Whisky distillery in Campbeltown, Scotland

Hazelburn distillery was Campbeltown single malt Scotch whisky distillery in Campbeltown, Scotland, which was in operation between approximately 1825 and 1925.

== History ==
Founded in 1825 by the Reid family and originally known as Rieclachan distillery. By 1871 was owned by the Greenlees brothers of Lorne Highland Whisky who also owned Dalaruan and Lagavulin but by 1881 this had become the firm of Greenlees and Colvill. Also in 1881 Captain Samuel Greenlees bought out the partnership of Daniel Greenlees and also acquired the Moy estate.

In 1886, it had 22 employees and produced 192,000 gallons of whisky per year, making it the largest distillery in the town. On 9 September 1893 Princess Helen of Waldeck and Pyrmont and family were on the Royal Yacht Victoria and Albert which arrived in Campbeltown Loch. They were given a tour of the distillery by Samuel Greenlees of Greenlees and Colvill Ltd.

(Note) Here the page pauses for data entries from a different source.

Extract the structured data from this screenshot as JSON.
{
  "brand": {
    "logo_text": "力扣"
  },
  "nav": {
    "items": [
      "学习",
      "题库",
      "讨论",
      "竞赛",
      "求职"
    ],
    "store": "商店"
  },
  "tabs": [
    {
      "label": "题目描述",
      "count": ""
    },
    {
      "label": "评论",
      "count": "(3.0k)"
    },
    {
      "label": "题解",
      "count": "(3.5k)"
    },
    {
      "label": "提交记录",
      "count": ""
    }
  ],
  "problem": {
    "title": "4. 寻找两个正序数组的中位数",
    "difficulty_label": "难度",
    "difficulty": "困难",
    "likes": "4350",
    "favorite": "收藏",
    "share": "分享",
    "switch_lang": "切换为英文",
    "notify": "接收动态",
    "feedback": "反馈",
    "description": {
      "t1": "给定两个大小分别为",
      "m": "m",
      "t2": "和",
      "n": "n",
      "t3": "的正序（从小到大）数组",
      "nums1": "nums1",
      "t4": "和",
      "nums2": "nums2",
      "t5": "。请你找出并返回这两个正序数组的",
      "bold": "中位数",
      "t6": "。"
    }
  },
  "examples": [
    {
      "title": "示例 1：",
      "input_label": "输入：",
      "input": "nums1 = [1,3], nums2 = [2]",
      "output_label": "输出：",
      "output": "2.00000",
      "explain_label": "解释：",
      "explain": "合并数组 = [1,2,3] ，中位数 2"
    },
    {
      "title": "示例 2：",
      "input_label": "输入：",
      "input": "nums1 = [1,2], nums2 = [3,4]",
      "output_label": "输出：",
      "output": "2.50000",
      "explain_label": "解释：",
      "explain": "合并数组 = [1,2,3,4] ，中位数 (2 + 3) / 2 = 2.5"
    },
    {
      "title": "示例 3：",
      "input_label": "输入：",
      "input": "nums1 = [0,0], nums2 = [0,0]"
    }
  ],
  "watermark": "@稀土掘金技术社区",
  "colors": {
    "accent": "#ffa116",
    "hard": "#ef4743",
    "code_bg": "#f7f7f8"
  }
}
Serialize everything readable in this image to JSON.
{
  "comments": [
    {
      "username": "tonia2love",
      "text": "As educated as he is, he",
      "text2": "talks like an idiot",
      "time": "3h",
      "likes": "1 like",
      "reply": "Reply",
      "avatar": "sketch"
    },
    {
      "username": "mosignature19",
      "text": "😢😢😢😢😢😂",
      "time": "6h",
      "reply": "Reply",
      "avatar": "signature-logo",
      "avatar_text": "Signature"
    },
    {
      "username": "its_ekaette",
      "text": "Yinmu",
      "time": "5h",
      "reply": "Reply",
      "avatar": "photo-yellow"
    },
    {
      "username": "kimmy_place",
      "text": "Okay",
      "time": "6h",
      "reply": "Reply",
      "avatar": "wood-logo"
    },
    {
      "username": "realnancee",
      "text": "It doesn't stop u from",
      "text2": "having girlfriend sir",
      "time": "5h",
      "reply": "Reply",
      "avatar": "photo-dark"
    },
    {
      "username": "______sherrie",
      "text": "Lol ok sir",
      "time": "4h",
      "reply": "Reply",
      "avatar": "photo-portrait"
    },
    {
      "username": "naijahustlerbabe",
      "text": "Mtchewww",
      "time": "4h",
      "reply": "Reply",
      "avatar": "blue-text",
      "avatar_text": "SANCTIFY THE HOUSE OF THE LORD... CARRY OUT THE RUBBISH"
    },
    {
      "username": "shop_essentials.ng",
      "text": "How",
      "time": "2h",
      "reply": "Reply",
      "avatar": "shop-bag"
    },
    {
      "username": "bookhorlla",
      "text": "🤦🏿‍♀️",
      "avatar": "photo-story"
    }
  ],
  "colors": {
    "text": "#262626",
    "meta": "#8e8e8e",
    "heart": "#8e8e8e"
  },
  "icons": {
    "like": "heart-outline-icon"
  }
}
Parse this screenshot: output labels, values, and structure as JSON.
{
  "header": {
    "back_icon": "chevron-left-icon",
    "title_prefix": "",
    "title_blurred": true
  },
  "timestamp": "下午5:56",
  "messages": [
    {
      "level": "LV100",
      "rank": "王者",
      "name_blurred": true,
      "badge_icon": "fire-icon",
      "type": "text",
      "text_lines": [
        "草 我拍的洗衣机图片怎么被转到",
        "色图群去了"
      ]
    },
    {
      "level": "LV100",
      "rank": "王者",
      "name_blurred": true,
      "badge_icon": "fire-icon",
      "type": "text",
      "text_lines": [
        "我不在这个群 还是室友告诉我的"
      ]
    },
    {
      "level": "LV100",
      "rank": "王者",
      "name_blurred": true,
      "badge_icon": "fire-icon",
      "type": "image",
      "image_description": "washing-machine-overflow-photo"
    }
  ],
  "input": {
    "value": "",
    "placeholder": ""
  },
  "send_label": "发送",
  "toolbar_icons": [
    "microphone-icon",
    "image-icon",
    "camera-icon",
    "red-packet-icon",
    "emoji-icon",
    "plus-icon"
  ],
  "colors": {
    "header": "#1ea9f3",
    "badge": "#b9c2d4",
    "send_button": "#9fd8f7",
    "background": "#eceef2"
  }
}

In 1921 Greenlees & Colvill Ltd went into liquidation and the distillery was offered for sale. It was bought by Mitchell & Co., but shut down in 1925 and demolished in 1926. Mitchell & Co. owned two other distilleries, including Springbank Distillery.

Since 2005 Springbank Distillery bottles a whisky called Hazelburn Single Malt.